So, as the title states, the problem I was confronted with was to find a real-valued everywhere analytic function $$f:\mathbb{R}\to \mathbb{R}$$
s.t. at every non-negative integer, k $$f(x)=\sum_{n=0}^{\infty}{a_n(x-k)}$$
locally and the radius of convergence of this power series is exactly one. I constructed what seems to me to be theoretically an interesting function, and I'm not sure if this was the conventional answer to the problem (though it probably is). I constructed the function: $$f(x):=\sum_{k=0}^{\infty}{\frac {1}{x^2-2kx+k^2+1}\cdot \frac {1} {2^k}}= \sum_{k=0}^{\infty}{\frac {1}{(x-k)^2+1}\cdot \frac {1} {2^k}}$$
The first thing you can notice is that computationally it may be better in some circumstances to use a nicer scaling factor than the 1/2^k in order to calculate numerical approximations since this function approaches $0$ very quickly away from the origin. Mathematica seems to support my intuition that this function has poles at $k+i$ and $k-i$ for all non-negative integers $k$. (I recommend people play around with this function numerically or analytically in Mathematica as its quite fun) And also, we can conclude it must since it converges uniformly by the M-test to an analytic function on $\mathbb R$ (since each partial sum is analytic, at least on compact subsets not containing the poles). (Is this correct reasoning?)

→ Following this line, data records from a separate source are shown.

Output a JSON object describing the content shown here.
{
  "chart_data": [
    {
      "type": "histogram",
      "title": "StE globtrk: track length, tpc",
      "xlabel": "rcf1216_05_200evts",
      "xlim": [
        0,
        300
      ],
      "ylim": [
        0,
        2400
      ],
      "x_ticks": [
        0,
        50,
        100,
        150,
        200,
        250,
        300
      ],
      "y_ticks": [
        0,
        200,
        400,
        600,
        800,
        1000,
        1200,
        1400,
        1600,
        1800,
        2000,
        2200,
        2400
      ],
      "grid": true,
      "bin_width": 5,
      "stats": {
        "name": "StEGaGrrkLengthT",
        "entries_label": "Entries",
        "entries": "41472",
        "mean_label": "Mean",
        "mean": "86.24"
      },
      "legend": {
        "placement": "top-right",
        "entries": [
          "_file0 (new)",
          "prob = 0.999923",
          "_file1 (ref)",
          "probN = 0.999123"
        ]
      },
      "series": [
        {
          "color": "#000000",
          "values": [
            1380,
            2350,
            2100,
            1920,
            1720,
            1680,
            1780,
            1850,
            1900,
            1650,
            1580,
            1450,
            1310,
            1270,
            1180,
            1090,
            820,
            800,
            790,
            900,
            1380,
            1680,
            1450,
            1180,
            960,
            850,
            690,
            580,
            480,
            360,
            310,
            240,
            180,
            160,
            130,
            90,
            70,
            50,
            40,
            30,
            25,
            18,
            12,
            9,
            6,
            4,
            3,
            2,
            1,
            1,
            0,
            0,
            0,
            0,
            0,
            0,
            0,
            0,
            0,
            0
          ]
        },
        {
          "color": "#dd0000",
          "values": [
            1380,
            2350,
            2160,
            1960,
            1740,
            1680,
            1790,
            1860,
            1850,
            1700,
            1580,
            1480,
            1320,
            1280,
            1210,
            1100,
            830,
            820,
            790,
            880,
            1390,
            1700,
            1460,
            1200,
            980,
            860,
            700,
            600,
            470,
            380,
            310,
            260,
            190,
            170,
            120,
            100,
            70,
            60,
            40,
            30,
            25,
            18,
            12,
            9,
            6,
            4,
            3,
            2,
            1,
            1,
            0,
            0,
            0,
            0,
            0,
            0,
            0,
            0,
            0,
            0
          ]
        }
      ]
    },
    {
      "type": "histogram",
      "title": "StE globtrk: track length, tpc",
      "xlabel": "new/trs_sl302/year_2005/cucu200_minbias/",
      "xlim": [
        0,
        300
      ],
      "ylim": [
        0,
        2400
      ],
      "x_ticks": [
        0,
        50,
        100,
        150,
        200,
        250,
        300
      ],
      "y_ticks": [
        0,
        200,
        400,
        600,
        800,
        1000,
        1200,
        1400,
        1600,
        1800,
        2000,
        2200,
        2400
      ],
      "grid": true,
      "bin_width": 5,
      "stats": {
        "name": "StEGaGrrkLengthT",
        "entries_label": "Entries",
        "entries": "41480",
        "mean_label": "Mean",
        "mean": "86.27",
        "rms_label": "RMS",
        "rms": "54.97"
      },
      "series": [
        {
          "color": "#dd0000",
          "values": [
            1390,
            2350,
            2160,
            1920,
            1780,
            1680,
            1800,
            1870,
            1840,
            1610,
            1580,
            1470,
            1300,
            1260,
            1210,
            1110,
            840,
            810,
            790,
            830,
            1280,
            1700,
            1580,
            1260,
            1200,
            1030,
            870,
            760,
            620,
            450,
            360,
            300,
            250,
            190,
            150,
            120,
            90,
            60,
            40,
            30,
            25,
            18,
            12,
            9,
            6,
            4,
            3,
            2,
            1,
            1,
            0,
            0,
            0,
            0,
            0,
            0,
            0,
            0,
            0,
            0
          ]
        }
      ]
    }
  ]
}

Can we conclude that this function actually converges everywhere to a meromorphic function on $\mathbb C$?
Finally, my last question on this topic is if there is a way to tackle this problem assuming less or no complex analysis knowledge at all? This was a problem in my real analysis class and I feel like we weren't expected to know this complex information about radii of convergence. (I don't think he taught us this)
Please let me know of any errors in my post that I should correct. Any other thinking on this topic is happily welcomed as well. Thanks. :)
NOTE: According to Mathematica it seems you can construct this same sum without scaling each subsequent rational function down. Why does this converge and how can we be sure? And analytically Mathematica says this function is related to the PolyGamma function. I am very interested in this now... hopefully somebody can give me more reference on this topic.